Our judges discussed at length whether a return to a high position in the list is due for certain of our National Treasures, including Sir Ian McKellen, who only last week continued his lifelong campaigning, in an interview in this newspaper, by sounding off against homophobia in sport and asking: “What is going to make the FA face up to the responsibilities of the people it’s looking after?”
However, once a National Treasure, always a National Treasure, we decided – unless anyone knows of a change to the rules of Treasuredom.
McKellen joins newly minted National Treasures including Gok Wan, who when he’s not teaching the nation how to dress is telling us how to cook; Peter Tatchell, our hero, who tweeted relentlessly in the run-up to this list, imploring his supporters to nominate anyone but him, and preferably an unsung hero or heroine; and Diana Souhami, for writing about lesbians since the 1980s, who none the less told the IoS this year: “I think we are all of us one voice. I made a contribution, I can say no more than that.” Then there’s rugby referee Nigel Owens, as seen at Twickenham yesterday.

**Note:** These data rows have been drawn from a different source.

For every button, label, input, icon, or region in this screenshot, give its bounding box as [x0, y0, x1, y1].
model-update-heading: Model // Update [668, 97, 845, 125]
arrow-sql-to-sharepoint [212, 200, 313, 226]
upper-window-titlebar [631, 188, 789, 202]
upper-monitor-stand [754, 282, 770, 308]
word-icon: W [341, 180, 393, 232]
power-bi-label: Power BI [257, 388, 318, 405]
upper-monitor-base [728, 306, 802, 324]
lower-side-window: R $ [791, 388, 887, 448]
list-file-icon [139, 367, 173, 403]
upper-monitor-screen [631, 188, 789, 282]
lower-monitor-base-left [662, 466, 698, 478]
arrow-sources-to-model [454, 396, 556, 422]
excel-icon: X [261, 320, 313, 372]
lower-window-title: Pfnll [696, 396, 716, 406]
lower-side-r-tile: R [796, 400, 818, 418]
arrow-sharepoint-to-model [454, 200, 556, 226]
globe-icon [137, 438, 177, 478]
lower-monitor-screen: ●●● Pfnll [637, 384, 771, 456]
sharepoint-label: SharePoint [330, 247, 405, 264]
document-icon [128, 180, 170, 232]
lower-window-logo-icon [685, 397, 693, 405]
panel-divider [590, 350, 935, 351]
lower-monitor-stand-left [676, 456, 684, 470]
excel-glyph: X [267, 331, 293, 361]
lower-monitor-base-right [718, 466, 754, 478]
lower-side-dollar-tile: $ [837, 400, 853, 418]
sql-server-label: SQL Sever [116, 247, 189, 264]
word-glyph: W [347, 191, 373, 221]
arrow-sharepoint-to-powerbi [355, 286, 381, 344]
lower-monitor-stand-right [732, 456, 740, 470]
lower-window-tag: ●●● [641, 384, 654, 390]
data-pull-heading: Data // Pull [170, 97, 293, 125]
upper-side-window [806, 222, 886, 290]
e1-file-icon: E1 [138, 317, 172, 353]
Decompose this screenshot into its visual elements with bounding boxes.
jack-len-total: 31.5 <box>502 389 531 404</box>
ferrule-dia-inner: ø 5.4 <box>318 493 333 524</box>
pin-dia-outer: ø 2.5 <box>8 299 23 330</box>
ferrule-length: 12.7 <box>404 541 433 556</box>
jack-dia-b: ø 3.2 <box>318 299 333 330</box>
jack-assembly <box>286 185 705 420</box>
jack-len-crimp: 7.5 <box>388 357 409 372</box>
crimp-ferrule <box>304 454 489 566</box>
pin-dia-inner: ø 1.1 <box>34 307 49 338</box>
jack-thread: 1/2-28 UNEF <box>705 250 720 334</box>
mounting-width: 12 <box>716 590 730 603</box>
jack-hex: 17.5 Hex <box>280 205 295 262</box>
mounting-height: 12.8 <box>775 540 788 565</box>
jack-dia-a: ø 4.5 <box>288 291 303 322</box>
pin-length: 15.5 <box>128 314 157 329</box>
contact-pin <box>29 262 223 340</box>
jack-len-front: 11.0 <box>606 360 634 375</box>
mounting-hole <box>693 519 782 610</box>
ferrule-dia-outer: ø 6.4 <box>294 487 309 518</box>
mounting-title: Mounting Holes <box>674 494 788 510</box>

They join others in the Lifetime Achievement category, all of whom we adore, and trust that they do not mind their promotion to this space to make room for new faces on the Rainbow List itself: Sarah Waters; Ben Summerskill; Maggi Hambling; Jim MacSweeney of Gay’s the Word bookshop; Stephen Fry; Jeanette Winterson; Brian Sewell; Sandi Toksvig; Graham Norton; Stephen Whittle; Eileen Gallagher; Russell T Davies; Sir Nicholas Hytner; Boy George; Michael Grandage; Phyllida Lloyd; Rupert Everett; Jackie Kay; David Hockney; Alan Hollinghurst; Linda Bellos; Simon Callow; Alan Bennett; Lord (Waheed) Alli; Andrew Pierce; April Ashley; Roz Kaveney; Lord (Chris) Smith; John Barrowman; Sir Elton John; Philip Hensher; Christopher Biggins; Val McDermid; Cameron Mackintosh; Alice Purnell; Julian Clary; Jonathan Harvey; Dr Christian Jessen; David Lan; Colm Tóibín; Paul O’Grady; Fiona Shaw; Bea Campbell.